IFC has been an active investor in the Indian microfinance space in Q1 2011. In January, IFC invested $35 million for an undisclosed stake in microfinance company Bandhan Financial Services, according to a statement on the IFC website. Kolkata-headquartered Bandhan focuses primarily on providing microloans to women in rural and urban areas, and has about 3 million borrowers and a $520 million loan portfolio.
Microfinance has to date been viewed as a valuable way for investors to achieve both financial and developmental returns. It has therefore been seen as a valid target sector for development finance institutions (DFIs) seeking to promote economic advancement in developing economies.
Microfinance in Inida has also been a subject of controversy, however, arising from a spate of recent suicides connected to to the industry.
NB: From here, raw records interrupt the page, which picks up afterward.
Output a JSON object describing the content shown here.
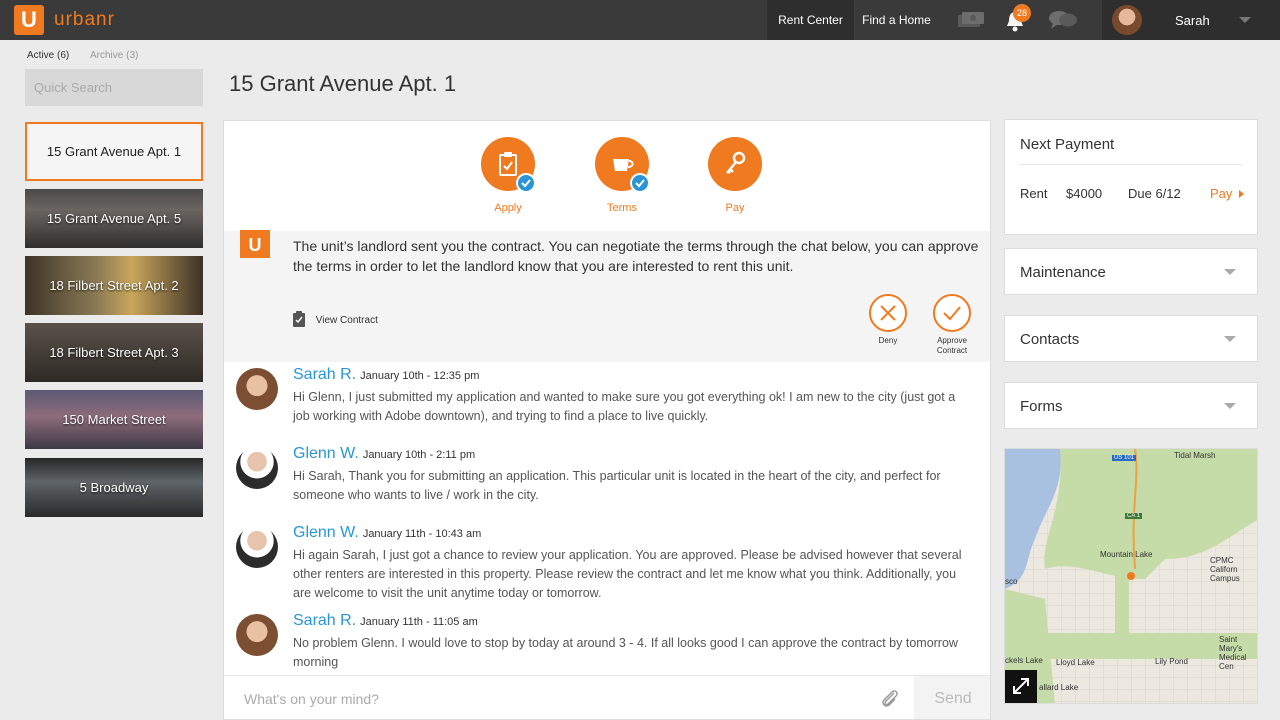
{
  "topbar": {
    "logo_letter": "U",
    "brand": "urbanr",
    "nav": [
      "Rent Center",
      "Find a Home"
    ],
    "notification_count": "28",
    "user_name": "Sarah",
    "icons": [
      "money-icon",
      "bell-icon",
      "chat-icon",
      "avatar",
      "chevron-down-icon"
    ]
  },
  "sidebar": {
    "tabs": {
      "active": "Active (6)",
      "archive": "Archive (3)"
    },
    "search_placeholder": "Quick Search",
    "listings": [
      "15 Grant Avenue Apt. 1",
      "15 Grant Avenue Apt. 5",
      "18 Filbert Street Apt. 2",
      "18 Filbert Street Apt. 3",
      "150 Market Street",
      "5 Broadway"
    ]
  },
  "page": {
    "title": "15 Grant Avenue Apt. 1"
  },
  "steps": [
    {
      "label": "Apply",
      "done": true,
      "icon": "clipboard-icon"
    },
    {
      "label": "Terms",
      "done": true,
      "icon": "coffee-cup-icon"
    },
    {
      "label": "Pay",
      "done": false,
      "icon": "keys-icon"
    }
  ],
  "notice": {
    "logo_letter": "U",
    "text": "The unit’s landlord sent you the contract. You can negotiate the terms through the chat below, you can approve the terms in order to let the landlord know that you are interested to rent this unit.",
    "view_contract": "View Contract",
    "deny": "Deny",
    "approve_line1": "Approve",
    "approve_line2": "Contract"
  },
  "messages": [
    {
      "name": "Sarah R.",
      "time": "January 10th - 12:35 pm",
      "text": "Hi Glenn, I just submitted my application and wanted to make sure you got everything ok! I am new to the city (just got a job working with Adobe downtown), and trying to find a place to live quickly."
    },
    {
      "name": "Glenn W.",
      "time": "January 10th - 2:11 pm",
      "text": "Hi Sarah, Thank you for submitting an application. This particular unit is located in the heart of the city, and perfect for someone who wants to live / work in the city."
    },
    {
      "name": "Glenn W.",
      "time": "January 11th - 10:43 am",
      "text": "Hi again Sarah, I just got a chance to review your application. You are approved. Please be advised however that several other renters are interested in this property. Please review the contract and let me know what you think. Additionally, you are welcome to visit the unit anytime today or tomorrow."
    },
    {
      "name": "Sarah R.",
      "time": "January 11th - 11:05 am",
      "text": "No problem Glenn. I would love to stop by today at around 3 - 4. If all looks good I can approve the contract by tomorrow morning"
    }
  ],
  "compose": {
    "placeholder": "What's on your mind?",
    "send": "Send"
  },
  "payment": {
    "title": "Next Payment",
    "rent_label": "Rent",
    "amount": "$4000",
    "due": "Due 6/12",
    "pay": "Pay"
  },
  "cards": [
    "Maintenance",
    "Contacts",
    "Forms"
  ],
  "map": {
    "labels": [
      "Tidal Marsh",
      "US 101",
      "CA 1",
      "Mountain Lake",
      "CPMC Californ Campus",
      "sco",
      "Saint Mary's Medical Cen",
      "ckels Lake",
      "Lloyd Lake",
      "Lily Pond",
      "allard Lake"
    ]
  },
  "colors": {
    "accent": "#f07a1f",
    "link_blue": "#2a95d6",
    "topbar": "#3a3a3a"
  }
}
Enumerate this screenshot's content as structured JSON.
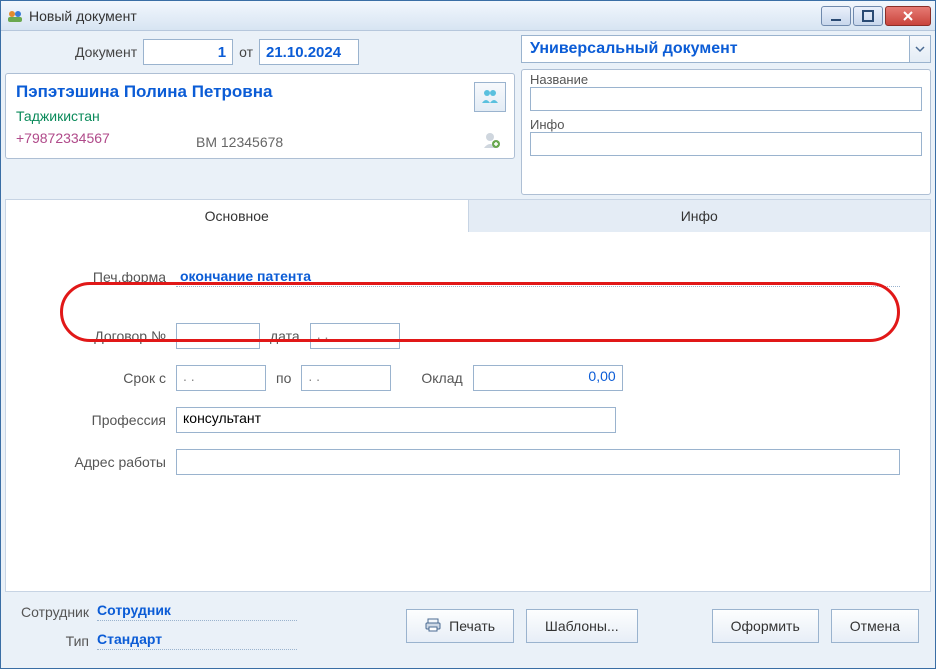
{
  "window": {
    "title": "Новый документ"
  },
  "doc": {
    "label": "Документ",
    "number": "1",
    "from_label": "от",
    "date": "21.10.2024"
  },
  "doc_type": {
    "selected": "Универсальный документ"
  },
  "meta": {
    "name_label": "Название",
    "name_value": "",
    "info_label": "Инфо",
    "info_value": ""
  },
  "person": {
    "full_name": "Пэпэтэшина Полина Петровна",
    "country": "Таджикистан",
    "phone": "+79872334567",
    "id_number": "BM 12345678"
  },
  "tabs": {
    "main": "Основное",
    "info": "Инфо"
  },
  "form": {
    "print_form_label": "Печ.форма",
    "print_form_value": "окончание патента",
    "contract_label": "Договор №",
    "contract_number": "",
    "contract_date_label": "дата",
    "contract_date": ".  .",
    "period_label": "Срок с",
    "period_from": ".  .",
    "period_to_label": "по",
    "period_to": ".  .",
    "salary_label": "Оклад",
    "salary_value": "0,00",
    "profession_label": "Профессия",
    "profession_value": "консультант",
    "work_address_label": "Адрес работы",
    "work_address_value": ""
  },
  "footer": {
    "employee_label": "Сотрудник",
    "employee_value": "Сотрудник",
    "type_label": "Тип",
    "type_value": "Стандарт",
    "print": "Печать",
    "templates": "Шаблоны...",
    "confirm": "Оформить",
    "cancel": "Отмена"
  }
}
More than 75 people, mostly centred around the Indian state of Andhra Pradesh, have taken their own lives over the past few months after defaulting on micro-loans.
Critics attribute the deaths to unscrupulous lenders and aggressive recovery practices, while noting that the current state of microfinance in India mirrors the US’s own credit meltdown in 2008, when lenders peddled easy loans to homebuyers until the markets crashed and borrowers were unable to pay off debt.